A tipping point is defined as: “The point at which a series of changes becomes significant enough to cause a larger, more important change”. In the same way that IP video changed surveillance a decade ago, our industry is now feeling the impact of recent developments in Artificial Intelligence, Machine Learning, Deep Learning, Big Data, and Intelligent Video Analysis.

Keyword Definitions

Let’s start with a few more definitions. Artificial Intelligence (AI) deals with the simulation of intelligent behavior in computers. Machine Learning (ML) deals with developing computer algorithms that access data and use it to learn for themselves. Neural networks are computer systems that loosely mimic human brain operation.

Deep Learning is a subset of ML based on neural networks that has been proven to provide breakthrough capabilities in many problems that were previously unsolvable, and Big Data, or metadata, refers to huge amounts of structured and/or unstructured data -- in our case, the immense quantities of video information being generated daily by security cameras deployed in cities around the world. Deep Learning is tipped to change Intelligent Video Analysis (IVA), the digital video technology integrated with analytical software that is a basic tool for our industry.

AI In Surveillance

Traditionally, the main benefit of surveillance cameras is the ability to collect evidence for debriefing or investigation, as well as the ability to view events remotely in real-time. A decade ago, video analytics technologies were introduced to solve the problem of human inattention -- computers don’t get tired, bored or distracted, and can monitor a camera continuously.

And then, camera costs dropped, deployment skyrocketed, and video management systems began collecting reams of useless, costly unstructured data. AI technology seemed to answer the pressing new industry needs of how to use this Big Data effectively, make a return on the investment in expensive storage, while maintaining (or even lowering) human capital costs.

Three Limiting Factors

All this was theoretical, however, as multiple technological barriers prevented AI solutions from real-world utilization. Despite decades of research on how to cause a computer to accurately recognize different objects in a video stream, the quality of the results, especially in urban environments, was, to put it mildly, underwhelming.

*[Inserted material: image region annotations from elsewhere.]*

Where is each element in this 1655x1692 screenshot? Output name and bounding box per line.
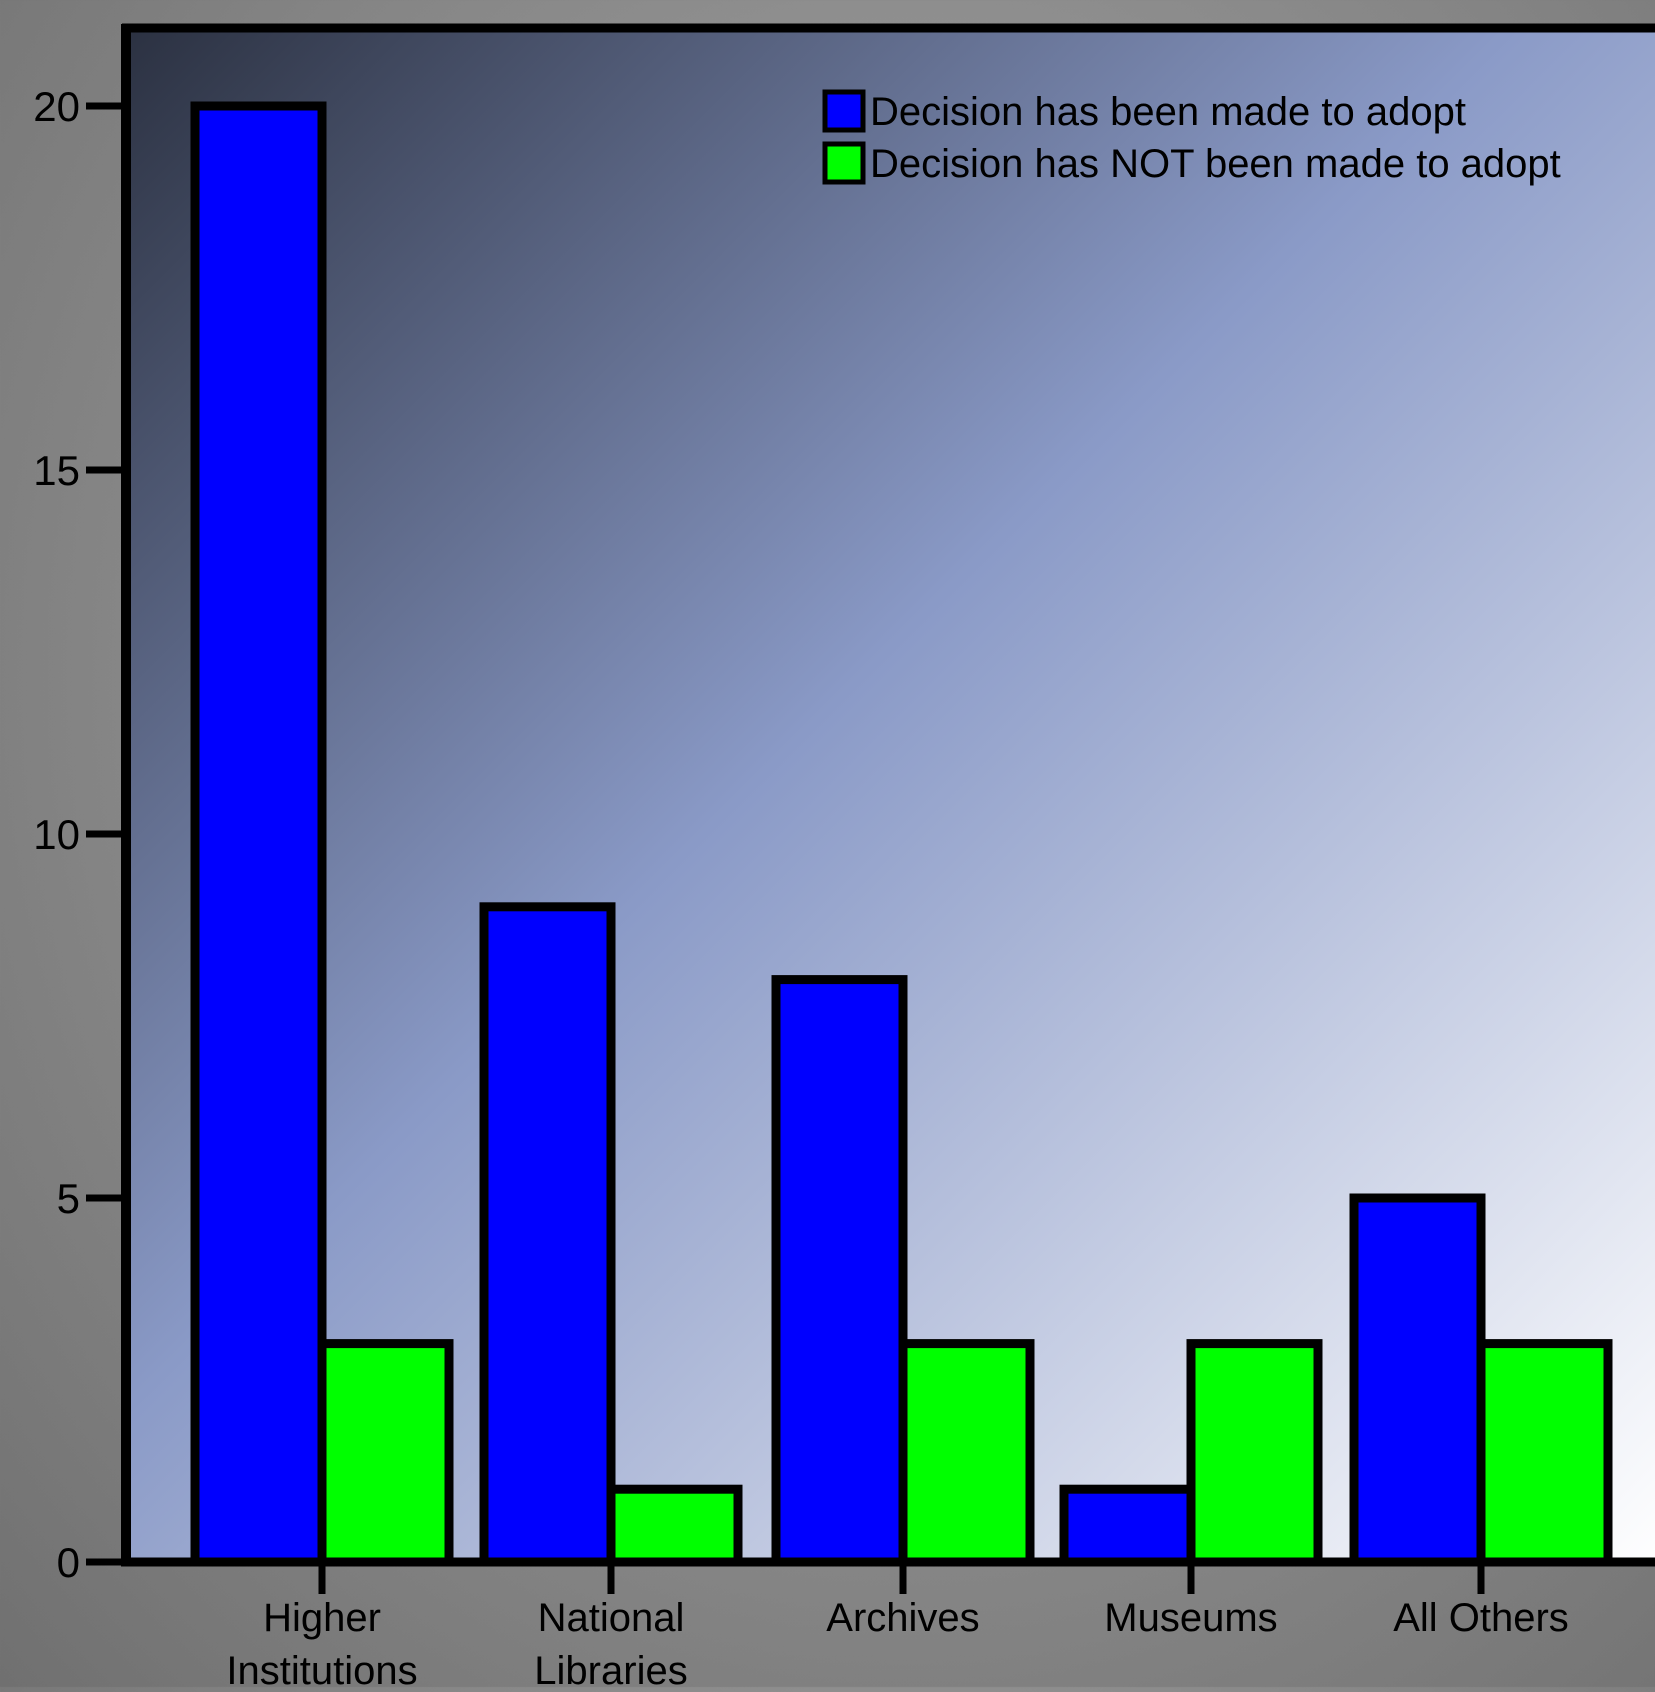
x-tick-label: Institutions [226,1649,417,1687]
bar-not-adopted-0 [317,1339,454,1567]
x-tick-label: Higher [263,1596,381,1640]
bar-adopted-0 [190,101,327,1567]
x-tick-label: All Others [1393,1596,1569,1640]
bar-not-adopted-3 [1186,1339,1323,1567]
y-tick-label: 15 [33,447,80,494]
y-tick-label: 0 [57,1539,80,1586]
legend-label-not-adopted: Decision has NOT been made to adopt [870,142,1561,186]
x-tick-label: Libraries [534,1649,687,1687]
bar-not-adopted-2 [898,1339,1035,1567]
bar-adopted-4 [1349,1193,1486,1567]
legend-swatch-adopted [822,89,866,133]
y-tick-label: 20 [33,83,80,130]
bars-layer [190,101,1613,1567]
bar-adopted-1 [479,902,616,1567]
axes-layer: 0 5 10 15 20 Higher Institutions National Librar… [33,23,1655,1692]
bar-not-adopted-4 [1476,1339,1613,1567]
bar-not-adopted-1 [606,1484,743,1567]
y-tick-label: 5 [57,1175,80,1222]
x-tick-label: National [538,1596,685,1640]
bar-adopted-2 [771,975,908,1567]
x-tick-label: Archives [826,1596,979,1640]
y-tick-label: 10 [33,811,80,858]
bar-adopted-3 [1059,1484,1196,1567]
legend-swatch-not-adopted [822,141,866,185]
legend-label-adopted: Decision has been made to adopt [870,90,1466,134]
legend: Decision has been made to adopt Decision … [822,89,1561,186]
x-tick-label: Museums [1104,1596,1277,1640]
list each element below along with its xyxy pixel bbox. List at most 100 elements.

Deep Learning software must be able to differentiate between different objects and under various circumstances
Deep Learning has matured to the point where it can accurately detect and classify objects both in still images and in video

AI was limited primarily by these three factors: 

  • Lack of understanding -- The software must be able to differentiate between different objects (person, vehicle, animal, etc.), and under various circumstances (day, night, seasonal weather conditions, etc.).

  • Inability to learn -- Traditional IVA applications relied on a rule-based approach that required software configuration -- by a human operator -- for each monitoring camera and each type of alert. Although effective in some scenarios, the exponential growth in camera counts rendered this approach impractical, given the amount of manual labor required to configure, reconfigure, and maintain rules.

  • High cost -- The hard truth is that budgets for security and safety will always be constrained. Until recently, implementing real-time AI was extremely cost-prohibitive, sometimes requiring a 1:1 server to camera ratio.

Meeting Challenges

That was yesterday. Today, the application of AI in security applications has reached its tipping point, meeting the above-mentioned challenges. 

  • Understanding -- Deep Learning has matured to the point where it can accurately detect and classify objects both in still images and in video. DL technology is fast becoming the basic building block for IVA.

  • Ability to Learn -- As an AI solution collects and analyses data over time, it creates metadata that describes all objects in each video stream. Machine Learning techniques process this metadata to generate models for “normally observed” behavior. These models are applied in real-time to detect behaviors deviating from the norm. Only those flagged as suspicious events require review by a human operator. This technique allows the solution to scale to an unlimited number of cameras, with no need for a human to configure each new device.

  • Lower cost -- The rapid increase in GPU computational capacity, coupled with mass market adoption, has lowered server costs to a reasonable level. Today, with the correct implementation, a single server can be deployed across hundreds and even thousands of cameras.

The convergence of Deep Learning for video analysis, advances in AI for fully automated event detection, plus the significant reduction in cost to implement these techniques – including cloud-based software as a service (SaaS) models -- means that the fully automated video surveillance solution for cities is fast becoming a reality. We’ll see more of this type of solution being deployed over the coming months, and within the next few years, it will be standard in any Smart City deployment.